OBAMA ON MARX AND TAXATION
“The paper wishes to encourage domestic accumulation. This is a good gesture except for the underlying assumption which one only reads between the lines, that it is individual private enterprise and business that tends to encourage accumulation. True, in the paper there is a realization that taxation can be used as a means of forced saving, but it is given a secondary place in this respect. Certainly there is no limit to taxation if the benefits derived from public services by society measure up to the cost in taxation which they have to pay. It is a fallacy to say that there is a limit and it is a fallacy to rely mainly on the individual free enterprise to get the savings. Who are we going to rid ourselves of economic power concentration when we, in our blueprint, tend towards what we ourselves discredit? In paragraph 47 the paper state that the company form of business organization is a departure from the direct individual ownership typical in Marx’s day. Yet one who has read Marx cannot fail to see that corporations are not only what Marx referred to as the advanced stage of capitalism but Marx even called it finance capitalism by which a few would control the finances of so many and through this have not only economic power but political power as well.”
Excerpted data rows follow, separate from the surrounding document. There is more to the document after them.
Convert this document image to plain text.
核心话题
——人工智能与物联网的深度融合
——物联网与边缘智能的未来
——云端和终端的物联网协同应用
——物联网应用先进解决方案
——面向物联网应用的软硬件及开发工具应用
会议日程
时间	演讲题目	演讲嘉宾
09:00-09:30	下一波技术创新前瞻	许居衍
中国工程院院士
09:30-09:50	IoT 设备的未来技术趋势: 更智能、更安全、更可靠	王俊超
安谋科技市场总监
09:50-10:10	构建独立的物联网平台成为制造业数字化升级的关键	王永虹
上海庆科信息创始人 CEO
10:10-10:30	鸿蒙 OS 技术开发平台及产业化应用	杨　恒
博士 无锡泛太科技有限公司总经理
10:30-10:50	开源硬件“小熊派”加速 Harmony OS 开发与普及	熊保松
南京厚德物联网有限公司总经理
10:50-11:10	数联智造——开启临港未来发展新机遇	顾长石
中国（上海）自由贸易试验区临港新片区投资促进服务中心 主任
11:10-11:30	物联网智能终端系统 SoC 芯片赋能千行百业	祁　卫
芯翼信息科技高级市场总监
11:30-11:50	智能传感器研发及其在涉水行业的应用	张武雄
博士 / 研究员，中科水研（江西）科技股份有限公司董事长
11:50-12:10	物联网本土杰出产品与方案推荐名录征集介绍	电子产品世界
OBAMA ON THE POLICY OF “NON-ALIGNMENT”
“It is a tautology to say that we want to be independent of other countries since every country has always wished this. It would have been more important to talk of how we intend to break our dependence on other countries politically and economically, since this is fait accompli. It may be true that this is still the case because of our lack of basic resources and skilled manpower, yet one can choose to develop by the bootstraps rather than become a pawn to some foreign powers such as Sekou Toure did. While the statement of the policy of non-alignment is good and encouraging, one would wish to see it put into practice.”
[Note: At the time Obama's article was written Guinea President Sekou Toure was accepting aid from the United States and acceding to many of its foreign policy demands, after an earlier period when Toure had accepted aid from the Soviets and the Soviet block. Relations between Toure and Moscow had cooled after Toure accused the Soviets of helping to plot the overthrow of his government.]